Though-provoking keynote talk from Laura Czerniewicz (@czernie) about the uneven distribution of “open” knowledge.
Take a look at the slides, which include a number of fascinating maps that make different aspects of these global inequalities more visible and striking.
What shapes inequalities in knowledge production? Funding, but it’s not just about money; also it’s about what counts (reward structures, etc - e.g., compensation for publishing in particular high-profile journals).
We often measure impact by citation, but if research isn’t easily found it won’t be cited.
Culture of scholarship: publications by GDP is a more meaningful measure. How much of a country’s money is spent on research?
The digital affords openness, but it doesn’t equal open - there are new ways to be closed, too (licensing, closed networks, etc).
Infrastructure - at the most basic level, reliable electricity; availability of computers; bandwidth (the global north much more networked); rising use of smartphones, but cost of data is a hard limit (typically only enough for email and SMS, not multimedia or MOOCs).
Search engines play a crucial role, they are actors in these digital networks, but they are not neutral. Page rank is described as “collective intelligence”, but actually ends up working more like a popularity contest. Personalization and profiles means you will be kept closed in a narrower and narower loop. These algorithms mediate knowlede and create filters– the world gets smaller rather than wider.
Interesting to note that Opera is the browser of choice in Africa, because it is mobile friendly.
Unintended consequence of open access - there is a danger that the global north will drown out scholarship from the global south.

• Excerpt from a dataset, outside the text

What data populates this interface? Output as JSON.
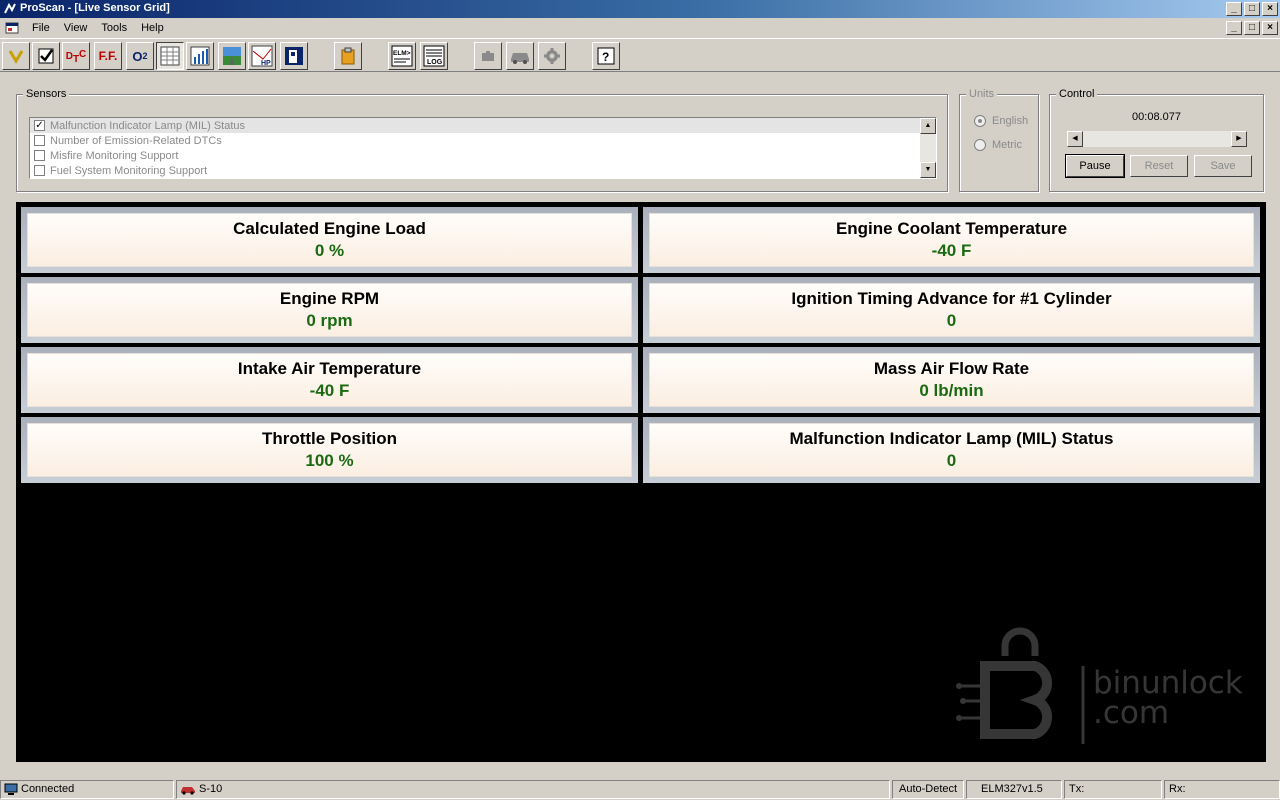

Case study on poverty alleviation - in spite of world class research on this topic in South Africa, a generic Google search doesn’t return any results from South Africa, even in some cases for researchers searching from South Africa.
Another case: climate change, which is a global phenomenon with different research approaches from different parts of the world, and potentially very significant impact for the world. Even though South Africa is deeply invested in climate change research, their work isn’t visible in the typical way people look for research. Google Scholar’s first result has a very high number of citations - which becomes a self-perpetuating thing (popularity contest, again).
Another concern: Google Scholar’s “fascinatingly vague” description of what content it actually includes; among other things, this bears on what kind of scholarly genres are represented.
One bright spot is the landscape of Open Source Software developers per thousand internet users, where collaboration on a wider scale is clearly happening.
Open scholarship is only meaningful if everyone can access and participate.
Thoughts & reactions
- It seems that often we’re so busy working on promoting our own repositories and the scholarship from our institutions, trying to improve and update our infrastructure and services; it’s hard to take a step back and think about the larger, global picture. This seems like the kind of thing don’t even know is missing, because we’re ignorant of what work is being done elsewhere.
- Physical location certainly does factor into what you see in search results, as I’ve noticed just from being here in Dublin for a few days. Are there ways to simulate searching from other, non-global-northern locations to get a glimpse of what other users see, and break out of our digital bubbles?
- Perhaps the large-scale text and data mining approach is even more important, to get the bigger picture of the scholarship that is being done; but how can we ensure that marginalized countries and researchers and instutitions can participate?
- How can we make better use of offline/low-bandwidth solutions and alternatives, so that we provide more efficient and accessible ways of getting to scholarly content?